The ability of three ultimate metabolites of benzo(a)‐pyrene and of 7‐bromomethylbenz(a)anthracene to induce 8‐azaguanine mutants, sister‐chromatid exchanges and chromosome aberrations has been investigated. 7β,8α‐dihydroxy‐9α,10α‐epoxy‐7,8,9,10‐tetrahydrobenzo(a)pyrene was shown to be an extremely efficient inducer of both mutants and sister‐chromatid exchanges at 100% survival, whereas its geometrical isomer, 7β,8α‐dihydroxy‐9β,10β‐epoxy‐7,8,9,10‐tetrahydro‐benzo(a) pyrene and benzo(a)pyrene‐4,5‐oxide were comparatively weak.

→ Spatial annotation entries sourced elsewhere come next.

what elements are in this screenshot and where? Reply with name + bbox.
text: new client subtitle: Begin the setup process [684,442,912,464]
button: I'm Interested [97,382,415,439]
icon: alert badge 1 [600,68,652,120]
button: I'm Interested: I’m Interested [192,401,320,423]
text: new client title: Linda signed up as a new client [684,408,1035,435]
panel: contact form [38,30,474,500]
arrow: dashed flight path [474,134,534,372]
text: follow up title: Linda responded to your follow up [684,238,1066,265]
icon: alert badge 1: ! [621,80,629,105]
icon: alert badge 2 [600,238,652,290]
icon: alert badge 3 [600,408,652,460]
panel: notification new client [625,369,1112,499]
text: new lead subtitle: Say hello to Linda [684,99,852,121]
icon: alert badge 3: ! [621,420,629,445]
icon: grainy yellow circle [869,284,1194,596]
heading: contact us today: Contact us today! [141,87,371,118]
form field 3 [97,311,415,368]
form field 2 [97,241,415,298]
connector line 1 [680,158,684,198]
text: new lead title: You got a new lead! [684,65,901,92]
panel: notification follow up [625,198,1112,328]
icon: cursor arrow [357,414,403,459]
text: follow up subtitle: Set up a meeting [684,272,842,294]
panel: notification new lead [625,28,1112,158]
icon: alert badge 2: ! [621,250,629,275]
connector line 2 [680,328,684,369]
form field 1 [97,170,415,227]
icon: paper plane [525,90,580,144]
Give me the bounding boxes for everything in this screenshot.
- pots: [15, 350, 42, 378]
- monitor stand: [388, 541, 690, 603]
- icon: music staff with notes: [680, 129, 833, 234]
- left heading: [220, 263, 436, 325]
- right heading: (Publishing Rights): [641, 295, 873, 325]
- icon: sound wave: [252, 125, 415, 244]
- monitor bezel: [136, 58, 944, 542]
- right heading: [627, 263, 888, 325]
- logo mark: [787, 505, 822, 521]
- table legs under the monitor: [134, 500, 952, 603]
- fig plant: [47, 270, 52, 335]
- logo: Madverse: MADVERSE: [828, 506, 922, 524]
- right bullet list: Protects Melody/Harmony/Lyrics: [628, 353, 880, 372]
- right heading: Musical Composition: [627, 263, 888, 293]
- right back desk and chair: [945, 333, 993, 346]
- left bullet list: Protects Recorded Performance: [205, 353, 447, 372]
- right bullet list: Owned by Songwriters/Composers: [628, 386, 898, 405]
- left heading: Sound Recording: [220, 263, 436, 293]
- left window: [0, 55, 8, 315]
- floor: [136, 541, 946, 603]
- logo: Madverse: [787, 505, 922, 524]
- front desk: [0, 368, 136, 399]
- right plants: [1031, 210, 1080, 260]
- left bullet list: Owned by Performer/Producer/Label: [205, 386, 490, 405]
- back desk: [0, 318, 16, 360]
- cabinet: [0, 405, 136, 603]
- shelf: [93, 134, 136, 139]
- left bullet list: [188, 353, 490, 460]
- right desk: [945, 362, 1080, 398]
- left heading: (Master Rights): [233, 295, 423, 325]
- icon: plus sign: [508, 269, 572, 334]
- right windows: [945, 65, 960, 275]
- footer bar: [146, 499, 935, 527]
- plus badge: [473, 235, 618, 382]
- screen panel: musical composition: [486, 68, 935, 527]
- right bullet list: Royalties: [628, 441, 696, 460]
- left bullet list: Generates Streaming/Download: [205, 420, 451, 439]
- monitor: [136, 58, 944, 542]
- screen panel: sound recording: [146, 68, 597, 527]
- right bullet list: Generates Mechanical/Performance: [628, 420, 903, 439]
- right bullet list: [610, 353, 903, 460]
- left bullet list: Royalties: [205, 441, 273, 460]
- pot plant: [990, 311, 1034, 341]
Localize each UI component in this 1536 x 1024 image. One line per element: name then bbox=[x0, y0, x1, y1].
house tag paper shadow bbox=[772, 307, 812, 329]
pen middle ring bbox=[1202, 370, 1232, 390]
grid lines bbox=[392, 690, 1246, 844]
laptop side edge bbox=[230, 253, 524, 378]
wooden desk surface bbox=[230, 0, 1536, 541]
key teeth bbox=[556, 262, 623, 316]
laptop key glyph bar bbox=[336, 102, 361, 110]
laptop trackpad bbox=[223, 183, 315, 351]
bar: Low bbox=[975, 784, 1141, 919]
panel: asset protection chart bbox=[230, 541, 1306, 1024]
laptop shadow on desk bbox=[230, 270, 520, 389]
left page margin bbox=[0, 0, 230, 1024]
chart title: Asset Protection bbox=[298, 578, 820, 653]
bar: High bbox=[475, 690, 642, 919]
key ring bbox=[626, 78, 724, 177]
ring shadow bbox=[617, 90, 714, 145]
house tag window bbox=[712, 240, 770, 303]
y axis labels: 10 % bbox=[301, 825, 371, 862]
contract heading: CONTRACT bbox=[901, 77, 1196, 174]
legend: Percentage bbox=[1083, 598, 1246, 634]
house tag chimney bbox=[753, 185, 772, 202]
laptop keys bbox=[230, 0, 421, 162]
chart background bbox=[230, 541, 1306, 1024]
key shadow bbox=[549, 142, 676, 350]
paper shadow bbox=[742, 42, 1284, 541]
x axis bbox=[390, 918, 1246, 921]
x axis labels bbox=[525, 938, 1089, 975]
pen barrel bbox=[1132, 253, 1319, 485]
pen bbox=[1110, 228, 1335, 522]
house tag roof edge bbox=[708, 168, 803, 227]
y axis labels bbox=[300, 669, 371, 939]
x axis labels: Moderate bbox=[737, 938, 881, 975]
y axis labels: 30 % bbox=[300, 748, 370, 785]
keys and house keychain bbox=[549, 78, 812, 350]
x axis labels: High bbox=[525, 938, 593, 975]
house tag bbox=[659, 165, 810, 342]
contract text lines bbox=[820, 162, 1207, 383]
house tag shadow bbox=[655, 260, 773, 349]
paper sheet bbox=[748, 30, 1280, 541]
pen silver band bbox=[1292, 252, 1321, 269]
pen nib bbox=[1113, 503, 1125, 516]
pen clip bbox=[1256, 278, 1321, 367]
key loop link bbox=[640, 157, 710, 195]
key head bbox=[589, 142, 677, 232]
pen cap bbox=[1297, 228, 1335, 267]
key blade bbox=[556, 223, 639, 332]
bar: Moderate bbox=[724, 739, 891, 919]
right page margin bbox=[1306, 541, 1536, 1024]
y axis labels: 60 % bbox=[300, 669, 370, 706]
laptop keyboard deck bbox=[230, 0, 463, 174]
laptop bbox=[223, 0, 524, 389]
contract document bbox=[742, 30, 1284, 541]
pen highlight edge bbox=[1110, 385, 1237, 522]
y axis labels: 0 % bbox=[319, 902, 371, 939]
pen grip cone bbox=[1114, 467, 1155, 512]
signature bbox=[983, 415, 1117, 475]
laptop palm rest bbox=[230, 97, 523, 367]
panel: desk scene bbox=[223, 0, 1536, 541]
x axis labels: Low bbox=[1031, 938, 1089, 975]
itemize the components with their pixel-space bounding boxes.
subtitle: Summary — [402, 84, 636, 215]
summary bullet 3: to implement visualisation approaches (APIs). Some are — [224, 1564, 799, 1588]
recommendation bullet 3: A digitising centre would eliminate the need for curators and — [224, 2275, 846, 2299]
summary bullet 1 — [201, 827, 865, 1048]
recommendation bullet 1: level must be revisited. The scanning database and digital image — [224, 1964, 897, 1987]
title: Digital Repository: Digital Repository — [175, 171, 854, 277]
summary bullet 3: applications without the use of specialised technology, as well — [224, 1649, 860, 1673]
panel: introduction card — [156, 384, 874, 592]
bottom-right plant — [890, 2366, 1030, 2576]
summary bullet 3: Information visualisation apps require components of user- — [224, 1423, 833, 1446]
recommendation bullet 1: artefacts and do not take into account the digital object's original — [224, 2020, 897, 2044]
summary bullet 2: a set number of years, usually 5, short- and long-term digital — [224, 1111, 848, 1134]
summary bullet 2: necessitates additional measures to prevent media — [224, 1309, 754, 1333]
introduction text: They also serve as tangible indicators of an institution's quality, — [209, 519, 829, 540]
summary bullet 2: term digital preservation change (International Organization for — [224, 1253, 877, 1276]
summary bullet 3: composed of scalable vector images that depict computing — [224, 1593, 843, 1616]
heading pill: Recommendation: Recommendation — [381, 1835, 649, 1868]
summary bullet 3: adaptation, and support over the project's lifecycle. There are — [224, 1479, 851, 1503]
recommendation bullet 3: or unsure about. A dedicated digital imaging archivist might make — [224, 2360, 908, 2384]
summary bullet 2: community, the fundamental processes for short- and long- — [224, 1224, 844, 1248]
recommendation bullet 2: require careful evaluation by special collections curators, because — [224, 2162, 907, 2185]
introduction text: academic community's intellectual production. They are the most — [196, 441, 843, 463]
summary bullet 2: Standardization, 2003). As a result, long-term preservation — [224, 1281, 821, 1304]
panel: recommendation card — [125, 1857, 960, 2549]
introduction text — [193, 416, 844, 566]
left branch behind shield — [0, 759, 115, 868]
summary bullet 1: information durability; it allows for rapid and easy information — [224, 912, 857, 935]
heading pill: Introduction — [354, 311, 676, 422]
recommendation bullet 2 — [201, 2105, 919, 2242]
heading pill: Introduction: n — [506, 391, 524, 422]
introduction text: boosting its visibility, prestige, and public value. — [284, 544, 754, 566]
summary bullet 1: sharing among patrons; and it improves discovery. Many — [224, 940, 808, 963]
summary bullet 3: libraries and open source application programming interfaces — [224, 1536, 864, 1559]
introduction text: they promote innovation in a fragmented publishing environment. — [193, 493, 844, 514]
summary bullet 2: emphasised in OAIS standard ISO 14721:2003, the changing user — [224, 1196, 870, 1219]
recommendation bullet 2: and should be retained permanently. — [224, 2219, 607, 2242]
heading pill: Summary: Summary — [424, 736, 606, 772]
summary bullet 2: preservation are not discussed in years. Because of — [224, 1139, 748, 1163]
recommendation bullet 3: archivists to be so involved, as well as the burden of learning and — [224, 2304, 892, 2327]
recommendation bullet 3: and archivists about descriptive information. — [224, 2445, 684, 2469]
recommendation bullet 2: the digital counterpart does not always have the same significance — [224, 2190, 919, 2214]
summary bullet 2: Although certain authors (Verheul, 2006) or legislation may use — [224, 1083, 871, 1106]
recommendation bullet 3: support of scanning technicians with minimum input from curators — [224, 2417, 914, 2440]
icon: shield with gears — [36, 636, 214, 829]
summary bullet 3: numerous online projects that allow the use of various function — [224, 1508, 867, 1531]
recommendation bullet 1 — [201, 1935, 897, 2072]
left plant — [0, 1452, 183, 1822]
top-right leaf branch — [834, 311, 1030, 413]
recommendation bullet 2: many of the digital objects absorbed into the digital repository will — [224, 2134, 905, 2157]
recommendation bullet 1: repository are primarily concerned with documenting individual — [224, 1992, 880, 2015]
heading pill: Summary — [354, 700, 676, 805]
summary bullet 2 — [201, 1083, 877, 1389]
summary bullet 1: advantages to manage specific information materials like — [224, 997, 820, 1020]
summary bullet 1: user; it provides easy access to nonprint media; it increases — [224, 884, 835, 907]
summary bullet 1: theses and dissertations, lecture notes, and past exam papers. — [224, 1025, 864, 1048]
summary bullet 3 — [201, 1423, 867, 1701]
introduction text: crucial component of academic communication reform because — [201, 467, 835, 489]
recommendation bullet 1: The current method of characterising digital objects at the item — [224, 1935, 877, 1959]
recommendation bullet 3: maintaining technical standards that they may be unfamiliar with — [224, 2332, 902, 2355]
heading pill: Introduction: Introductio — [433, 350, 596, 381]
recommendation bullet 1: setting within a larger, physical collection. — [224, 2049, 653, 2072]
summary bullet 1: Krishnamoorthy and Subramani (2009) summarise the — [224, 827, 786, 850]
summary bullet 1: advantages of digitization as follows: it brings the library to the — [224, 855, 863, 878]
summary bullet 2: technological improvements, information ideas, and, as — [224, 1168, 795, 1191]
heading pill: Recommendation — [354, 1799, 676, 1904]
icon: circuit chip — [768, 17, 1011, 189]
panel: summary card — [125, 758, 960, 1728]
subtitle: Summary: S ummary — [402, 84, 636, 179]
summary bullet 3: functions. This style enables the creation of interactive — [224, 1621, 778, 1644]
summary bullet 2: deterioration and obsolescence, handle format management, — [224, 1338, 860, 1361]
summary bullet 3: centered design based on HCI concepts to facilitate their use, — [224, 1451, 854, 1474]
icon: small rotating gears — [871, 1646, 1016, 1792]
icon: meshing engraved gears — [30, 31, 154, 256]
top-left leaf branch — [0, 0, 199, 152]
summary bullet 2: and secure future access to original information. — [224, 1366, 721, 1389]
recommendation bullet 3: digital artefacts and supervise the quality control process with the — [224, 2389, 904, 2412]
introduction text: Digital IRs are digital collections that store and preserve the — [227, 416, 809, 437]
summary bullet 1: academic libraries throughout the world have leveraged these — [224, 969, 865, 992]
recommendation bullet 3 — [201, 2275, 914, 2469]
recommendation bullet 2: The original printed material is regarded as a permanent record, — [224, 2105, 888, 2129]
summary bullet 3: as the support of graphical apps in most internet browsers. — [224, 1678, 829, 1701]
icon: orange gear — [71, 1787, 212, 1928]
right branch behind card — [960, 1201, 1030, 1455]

The potency of this compound, as both a mutagen and a sister‐chromatid exchange inducer, gives further evidence that it may be the important carcinogenic metabolite of benzo(a)pyrene. 7‐Bromomethylbenz(a)anthracene was a moderate mutagen and inducer of sister chromatid exchanges. Comparisons of the relative potencies of these four chemicals as inducers of both mutations and sister chromatid exchanges have indicated that these two phenomena are not directly related. The induction of sister chromatid exchanges also appears to be independent of the induction of chromosome aberrations.